Government still hot for M&A
Driven by a variety of events, strong merger and acquisition activity is expected for the balance of 2010 and well into 2011, writes Jean Stack at Houlihan Lokey.
During the last calendar quarter, publicly traded government services companies have taken a beating from investors.
Pricing in the federal services space is down 19 percent, compared with a 5 percent decline for defense prime contractors and a 1 percent increase in the broader public markets. Valuation multiples — enterprise value to earnings before interest, taxes, depreciation and amortization for government services companies — are at their lowest levels in the past decade, well below 10-year averages of 11.5x EBITDA and 2004-05 highs of 15x EBITDA. On average, public companies are trading at 6.5x trailing 12-month EBITDA, down about 25 percent from the end of 2009.
That slide has occurred despite reasonably strong company performance, with aggregate revenue growth of 5 percent during the past year and consistent margins.
So what has changed in the industry to trigger such a dramatic pricing movement so quickly? Companies and investors are cautious about growth prospects for the industry because of federal insourcing efforts, Defense Secretary Robert Gates’ defense budget initiatives and prospective contractor cuts, persistent rhetoric related to the federal deficit, and a scale back of efforts in Iraq and Afghanistan. The downward momentum in pricing for the government services industry suggests that the prevalence of such issues has spawned the question: How low is the floor for the industry? As a result, expected organic growth for companies resides in the 4 percent to 6 percent range, a precipitous drop from average historical levels of 8 percent to 10 percent.
Increasingly, the industry’s publicly traded players are looking to mergers and acquisitions to backfill overall growth expectations that they are not meeting organically. Although that is nothing new to our market, the nature of M&A has changed. Buying for size is no longer the key criteria given the greater risk of organizational conflicts of interest and dearth of large, independent targets with high strategic value because of the aggressive consolidation of the past decade. Companies are looking to reposition themselves in areas of perceived budgetary priority by acquiring new capabilities, contract vehicles and customer relationships.
Deal activity is up more than 30 percent year over year, and 2010 is shaping up to be the one of the strongest years ever for industry consolidation, rivaling the nearly 100 federal services deals announced in 2007. Corporate divestitures — such as moves by Computer Sciences Corp., Lockheed Martin Corp., ITT Corp. and Northrop Grumman Corp. — public company transactions and tax-motivated private company sellers have contributed to the hastened pace of activity.
From a pricing perspective, M&A transactions are trading at a premium compared to public market pricing. The median deal multiple is about 8.5x EBITDA, albeit with significant variability at the high and low end of the range, which is 33 percent more than median public company pricing. Corporate M&A teams will need to justify acquisition pricing, which will often occur at healthy premiums compared to where their own stock is trading.

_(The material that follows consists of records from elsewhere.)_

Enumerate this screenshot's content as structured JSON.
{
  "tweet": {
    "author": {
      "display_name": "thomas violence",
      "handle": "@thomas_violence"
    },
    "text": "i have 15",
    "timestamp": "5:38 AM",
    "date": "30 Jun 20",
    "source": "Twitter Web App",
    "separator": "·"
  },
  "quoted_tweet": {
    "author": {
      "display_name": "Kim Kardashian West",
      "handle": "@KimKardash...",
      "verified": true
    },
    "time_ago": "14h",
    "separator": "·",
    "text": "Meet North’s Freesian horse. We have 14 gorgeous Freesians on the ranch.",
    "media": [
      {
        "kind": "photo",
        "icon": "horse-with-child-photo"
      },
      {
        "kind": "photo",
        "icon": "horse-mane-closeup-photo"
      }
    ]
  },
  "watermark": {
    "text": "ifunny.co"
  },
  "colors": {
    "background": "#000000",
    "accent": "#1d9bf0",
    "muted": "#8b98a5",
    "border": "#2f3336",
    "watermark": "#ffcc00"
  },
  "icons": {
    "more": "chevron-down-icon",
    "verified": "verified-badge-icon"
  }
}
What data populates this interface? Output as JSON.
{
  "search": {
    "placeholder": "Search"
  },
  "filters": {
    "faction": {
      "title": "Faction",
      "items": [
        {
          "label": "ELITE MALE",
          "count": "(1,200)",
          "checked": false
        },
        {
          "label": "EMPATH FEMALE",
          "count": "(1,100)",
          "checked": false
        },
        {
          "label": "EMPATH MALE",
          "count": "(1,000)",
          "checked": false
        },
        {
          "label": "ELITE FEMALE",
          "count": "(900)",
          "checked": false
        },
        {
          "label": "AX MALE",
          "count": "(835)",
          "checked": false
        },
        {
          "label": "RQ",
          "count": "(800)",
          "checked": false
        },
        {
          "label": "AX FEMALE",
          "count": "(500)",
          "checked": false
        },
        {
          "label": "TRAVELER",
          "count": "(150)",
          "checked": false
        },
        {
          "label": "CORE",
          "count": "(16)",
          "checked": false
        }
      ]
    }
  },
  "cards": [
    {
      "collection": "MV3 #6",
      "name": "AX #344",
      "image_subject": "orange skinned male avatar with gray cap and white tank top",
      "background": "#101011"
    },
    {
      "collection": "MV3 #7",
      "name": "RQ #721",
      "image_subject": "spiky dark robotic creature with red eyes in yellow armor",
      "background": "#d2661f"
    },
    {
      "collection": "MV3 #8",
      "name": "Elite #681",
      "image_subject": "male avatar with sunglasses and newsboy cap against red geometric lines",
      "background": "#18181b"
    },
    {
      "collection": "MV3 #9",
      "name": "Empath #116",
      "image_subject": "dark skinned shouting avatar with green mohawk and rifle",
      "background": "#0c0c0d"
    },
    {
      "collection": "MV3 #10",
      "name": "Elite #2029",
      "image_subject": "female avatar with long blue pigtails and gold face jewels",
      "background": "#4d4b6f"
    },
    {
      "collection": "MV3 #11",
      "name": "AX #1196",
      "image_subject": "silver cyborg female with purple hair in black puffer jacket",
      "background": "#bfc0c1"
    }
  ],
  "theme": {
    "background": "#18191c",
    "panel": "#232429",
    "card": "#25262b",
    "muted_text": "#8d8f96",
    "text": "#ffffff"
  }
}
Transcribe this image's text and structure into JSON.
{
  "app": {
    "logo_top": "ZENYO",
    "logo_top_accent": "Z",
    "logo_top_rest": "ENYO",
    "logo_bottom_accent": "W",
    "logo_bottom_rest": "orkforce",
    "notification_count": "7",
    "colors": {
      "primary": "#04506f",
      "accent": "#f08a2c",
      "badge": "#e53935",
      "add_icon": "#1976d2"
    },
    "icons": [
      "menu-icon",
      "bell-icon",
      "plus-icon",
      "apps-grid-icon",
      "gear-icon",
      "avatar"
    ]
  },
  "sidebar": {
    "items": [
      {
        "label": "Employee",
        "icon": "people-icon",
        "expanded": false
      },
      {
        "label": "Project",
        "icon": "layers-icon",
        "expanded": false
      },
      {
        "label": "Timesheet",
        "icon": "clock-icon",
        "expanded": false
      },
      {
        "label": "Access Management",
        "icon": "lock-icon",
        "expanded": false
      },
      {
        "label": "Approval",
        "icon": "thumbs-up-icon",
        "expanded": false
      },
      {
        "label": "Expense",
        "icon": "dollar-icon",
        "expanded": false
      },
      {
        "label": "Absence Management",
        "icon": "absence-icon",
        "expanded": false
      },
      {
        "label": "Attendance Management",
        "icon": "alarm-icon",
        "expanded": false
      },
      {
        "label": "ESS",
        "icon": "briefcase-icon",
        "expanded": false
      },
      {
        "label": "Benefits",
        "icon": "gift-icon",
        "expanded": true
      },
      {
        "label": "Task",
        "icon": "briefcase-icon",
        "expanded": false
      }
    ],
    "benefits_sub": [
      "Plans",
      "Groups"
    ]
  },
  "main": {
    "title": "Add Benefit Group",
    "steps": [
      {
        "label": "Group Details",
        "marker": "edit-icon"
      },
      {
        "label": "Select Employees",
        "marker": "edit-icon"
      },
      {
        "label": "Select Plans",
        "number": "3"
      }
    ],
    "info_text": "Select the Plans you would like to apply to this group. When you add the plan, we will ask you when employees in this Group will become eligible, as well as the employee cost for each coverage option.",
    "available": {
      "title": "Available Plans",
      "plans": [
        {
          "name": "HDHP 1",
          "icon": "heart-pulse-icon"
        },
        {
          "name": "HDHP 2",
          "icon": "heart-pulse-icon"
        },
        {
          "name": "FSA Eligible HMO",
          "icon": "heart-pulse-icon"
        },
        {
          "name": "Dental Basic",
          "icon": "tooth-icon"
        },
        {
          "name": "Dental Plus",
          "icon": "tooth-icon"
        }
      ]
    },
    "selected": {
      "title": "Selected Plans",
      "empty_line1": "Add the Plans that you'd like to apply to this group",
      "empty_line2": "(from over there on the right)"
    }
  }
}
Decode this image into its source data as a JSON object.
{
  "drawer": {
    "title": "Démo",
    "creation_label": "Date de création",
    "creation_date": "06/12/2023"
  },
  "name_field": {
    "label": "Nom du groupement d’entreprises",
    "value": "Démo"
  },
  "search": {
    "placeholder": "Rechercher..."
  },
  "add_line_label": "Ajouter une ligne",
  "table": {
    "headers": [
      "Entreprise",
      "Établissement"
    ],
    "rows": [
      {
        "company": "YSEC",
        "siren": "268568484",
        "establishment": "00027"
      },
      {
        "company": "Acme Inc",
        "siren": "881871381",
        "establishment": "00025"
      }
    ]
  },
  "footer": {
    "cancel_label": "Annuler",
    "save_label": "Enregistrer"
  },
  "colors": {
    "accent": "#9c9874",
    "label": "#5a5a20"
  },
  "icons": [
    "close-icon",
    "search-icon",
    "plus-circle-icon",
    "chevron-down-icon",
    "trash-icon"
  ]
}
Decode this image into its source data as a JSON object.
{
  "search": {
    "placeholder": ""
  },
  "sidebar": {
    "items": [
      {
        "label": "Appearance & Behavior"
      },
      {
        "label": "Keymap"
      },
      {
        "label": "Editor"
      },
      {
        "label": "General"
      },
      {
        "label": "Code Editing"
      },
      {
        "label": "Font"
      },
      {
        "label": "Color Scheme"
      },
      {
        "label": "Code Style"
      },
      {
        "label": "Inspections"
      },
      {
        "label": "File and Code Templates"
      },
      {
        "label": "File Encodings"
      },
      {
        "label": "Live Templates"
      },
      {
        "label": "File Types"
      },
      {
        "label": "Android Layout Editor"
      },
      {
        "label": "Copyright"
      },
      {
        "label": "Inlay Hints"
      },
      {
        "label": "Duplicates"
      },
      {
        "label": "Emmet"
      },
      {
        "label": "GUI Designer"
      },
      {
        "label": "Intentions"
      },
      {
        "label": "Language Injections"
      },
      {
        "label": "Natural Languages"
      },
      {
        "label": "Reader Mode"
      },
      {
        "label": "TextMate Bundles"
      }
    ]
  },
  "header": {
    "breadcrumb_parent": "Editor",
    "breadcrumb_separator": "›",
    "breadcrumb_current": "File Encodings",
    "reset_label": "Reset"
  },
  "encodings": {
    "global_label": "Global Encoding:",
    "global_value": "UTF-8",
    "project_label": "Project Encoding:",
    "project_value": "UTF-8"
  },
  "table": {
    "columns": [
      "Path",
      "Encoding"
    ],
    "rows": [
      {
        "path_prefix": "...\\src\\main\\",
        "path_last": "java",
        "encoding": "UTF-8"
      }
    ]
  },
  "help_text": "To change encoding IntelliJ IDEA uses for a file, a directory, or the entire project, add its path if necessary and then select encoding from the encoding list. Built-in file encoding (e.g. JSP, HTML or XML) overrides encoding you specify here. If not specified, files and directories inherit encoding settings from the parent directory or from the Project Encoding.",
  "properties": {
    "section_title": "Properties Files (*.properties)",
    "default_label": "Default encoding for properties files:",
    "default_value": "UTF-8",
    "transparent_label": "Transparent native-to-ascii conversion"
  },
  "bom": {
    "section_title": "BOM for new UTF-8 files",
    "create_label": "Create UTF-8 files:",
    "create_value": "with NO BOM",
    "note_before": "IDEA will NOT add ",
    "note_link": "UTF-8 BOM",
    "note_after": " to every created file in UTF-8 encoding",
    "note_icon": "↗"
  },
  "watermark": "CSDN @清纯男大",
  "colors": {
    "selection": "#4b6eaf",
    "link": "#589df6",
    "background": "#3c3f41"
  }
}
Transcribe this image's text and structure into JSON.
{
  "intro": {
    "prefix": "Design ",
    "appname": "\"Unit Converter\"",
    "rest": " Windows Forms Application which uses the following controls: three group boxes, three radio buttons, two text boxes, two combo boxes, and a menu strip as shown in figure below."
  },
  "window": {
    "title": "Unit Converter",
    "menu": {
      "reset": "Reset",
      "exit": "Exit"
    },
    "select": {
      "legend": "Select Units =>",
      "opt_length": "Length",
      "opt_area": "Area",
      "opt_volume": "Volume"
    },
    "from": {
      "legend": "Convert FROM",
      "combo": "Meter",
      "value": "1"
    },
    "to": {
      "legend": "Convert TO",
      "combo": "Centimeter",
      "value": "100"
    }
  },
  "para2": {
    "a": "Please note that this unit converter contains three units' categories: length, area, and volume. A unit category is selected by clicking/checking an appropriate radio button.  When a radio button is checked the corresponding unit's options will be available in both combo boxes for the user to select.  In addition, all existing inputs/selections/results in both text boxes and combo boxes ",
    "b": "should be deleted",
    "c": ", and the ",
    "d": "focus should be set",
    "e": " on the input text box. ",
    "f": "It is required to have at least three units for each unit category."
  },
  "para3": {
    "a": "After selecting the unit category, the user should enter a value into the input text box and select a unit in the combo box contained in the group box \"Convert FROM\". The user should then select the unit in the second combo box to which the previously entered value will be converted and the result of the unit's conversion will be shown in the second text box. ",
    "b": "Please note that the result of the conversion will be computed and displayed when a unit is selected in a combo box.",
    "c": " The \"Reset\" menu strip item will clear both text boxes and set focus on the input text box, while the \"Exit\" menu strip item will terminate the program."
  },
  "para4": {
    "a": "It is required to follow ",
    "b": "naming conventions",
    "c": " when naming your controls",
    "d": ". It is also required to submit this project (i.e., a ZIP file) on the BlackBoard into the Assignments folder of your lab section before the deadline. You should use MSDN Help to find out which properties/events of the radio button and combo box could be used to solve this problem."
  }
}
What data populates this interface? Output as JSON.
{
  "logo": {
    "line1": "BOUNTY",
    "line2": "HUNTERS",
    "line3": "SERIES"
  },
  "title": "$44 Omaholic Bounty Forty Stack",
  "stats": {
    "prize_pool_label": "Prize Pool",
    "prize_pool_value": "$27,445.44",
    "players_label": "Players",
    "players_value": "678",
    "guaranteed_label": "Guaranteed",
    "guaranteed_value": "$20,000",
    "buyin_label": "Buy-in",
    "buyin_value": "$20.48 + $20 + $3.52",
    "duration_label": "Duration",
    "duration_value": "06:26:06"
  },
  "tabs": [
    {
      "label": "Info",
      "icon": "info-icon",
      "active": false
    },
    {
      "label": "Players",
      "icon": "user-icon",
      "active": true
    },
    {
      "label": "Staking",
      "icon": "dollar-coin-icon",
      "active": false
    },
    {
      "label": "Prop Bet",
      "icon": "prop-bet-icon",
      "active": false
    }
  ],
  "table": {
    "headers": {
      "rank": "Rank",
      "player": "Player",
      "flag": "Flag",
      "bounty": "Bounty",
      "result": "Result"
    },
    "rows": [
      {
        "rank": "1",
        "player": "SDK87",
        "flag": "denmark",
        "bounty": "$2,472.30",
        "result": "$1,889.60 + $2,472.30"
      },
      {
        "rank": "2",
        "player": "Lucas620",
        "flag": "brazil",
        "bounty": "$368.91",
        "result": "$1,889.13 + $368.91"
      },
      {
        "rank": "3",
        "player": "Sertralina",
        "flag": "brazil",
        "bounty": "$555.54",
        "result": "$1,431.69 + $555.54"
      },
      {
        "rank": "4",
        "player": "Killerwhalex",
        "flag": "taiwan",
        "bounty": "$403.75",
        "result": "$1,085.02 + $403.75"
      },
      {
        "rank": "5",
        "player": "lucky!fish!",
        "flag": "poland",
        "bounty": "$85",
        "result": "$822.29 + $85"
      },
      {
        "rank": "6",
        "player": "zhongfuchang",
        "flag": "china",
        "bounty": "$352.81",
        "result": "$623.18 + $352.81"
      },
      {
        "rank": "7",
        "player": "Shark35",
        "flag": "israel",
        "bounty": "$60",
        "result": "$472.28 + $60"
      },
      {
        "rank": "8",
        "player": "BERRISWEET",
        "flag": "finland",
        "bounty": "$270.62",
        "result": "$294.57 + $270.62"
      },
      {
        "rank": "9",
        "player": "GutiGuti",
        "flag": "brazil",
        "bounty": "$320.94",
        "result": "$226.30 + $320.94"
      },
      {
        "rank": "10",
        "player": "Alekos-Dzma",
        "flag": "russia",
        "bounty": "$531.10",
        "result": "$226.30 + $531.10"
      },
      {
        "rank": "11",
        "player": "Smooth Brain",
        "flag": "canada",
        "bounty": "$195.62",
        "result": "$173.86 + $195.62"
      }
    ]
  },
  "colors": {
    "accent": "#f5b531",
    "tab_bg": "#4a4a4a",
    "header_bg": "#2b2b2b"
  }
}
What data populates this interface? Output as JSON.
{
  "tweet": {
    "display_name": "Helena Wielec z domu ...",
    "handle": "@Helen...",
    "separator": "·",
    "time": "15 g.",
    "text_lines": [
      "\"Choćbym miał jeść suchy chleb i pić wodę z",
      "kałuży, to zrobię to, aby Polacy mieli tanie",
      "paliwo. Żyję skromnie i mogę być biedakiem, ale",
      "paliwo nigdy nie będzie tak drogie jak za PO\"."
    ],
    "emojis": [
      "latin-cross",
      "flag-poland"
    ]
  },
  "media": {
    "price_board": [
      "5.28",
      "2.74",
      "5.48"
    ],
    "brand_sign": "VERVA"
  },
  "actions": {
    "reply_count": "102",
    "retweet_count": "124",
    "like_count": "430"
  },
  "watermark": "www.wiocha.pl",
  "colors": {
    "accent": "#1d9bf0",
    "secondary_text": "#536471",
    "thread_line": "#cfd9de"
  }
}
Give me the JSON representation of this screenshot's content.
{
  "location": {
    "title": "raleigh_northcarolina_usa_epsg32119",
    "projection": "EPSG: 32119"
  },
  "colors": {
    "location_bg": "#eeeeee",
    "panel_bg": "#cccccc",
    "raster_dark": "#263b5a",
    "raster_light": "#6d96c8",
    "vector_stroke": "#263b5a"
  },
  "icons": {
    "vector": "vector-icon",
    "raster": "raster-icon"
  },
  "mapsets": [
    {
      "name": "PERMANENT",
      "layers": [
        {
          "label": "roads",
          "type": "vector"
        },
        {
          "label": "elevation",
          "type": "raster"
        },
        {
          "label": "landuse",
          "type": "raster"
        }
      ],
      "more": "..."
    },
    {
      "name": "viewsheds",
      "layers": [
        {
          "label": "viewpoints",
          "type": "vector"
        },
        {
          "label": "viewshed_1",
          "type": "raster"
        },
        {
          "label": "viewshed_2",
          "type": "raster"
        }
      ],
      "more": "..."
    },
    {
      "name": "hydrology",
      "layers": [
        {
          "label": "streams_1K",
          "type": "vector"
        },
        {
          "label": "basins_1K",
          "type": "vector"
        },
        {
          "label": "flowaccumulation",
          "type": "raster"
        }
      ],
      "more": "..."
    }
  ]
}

The relative pricing dynamic between public and M&A markets has several implications. Although corporate divestitures have increased in the past year because of organizational conflicts of interest, divestitures are even more likely to continue in earnest as corporate sellers see the opportunity to achieve premium pricing from the sale of noncore assets. Second, companies that have been considering going public may defer IPO plans until the next window of pricing enthusiasm opens or alternatively consider a sale alternative. In addition, we’d expect to see more public companies being targeted for acquisition by larger prime contractors and private equity sponsors emboldened by relatively inexpensive public pricing.
Given the confluence of those factors — budgetary and regulatory realities, the capital market environment, and seller tax considerations — we foresee continued strong transaction activity for the balance of 2010 and well into 2011.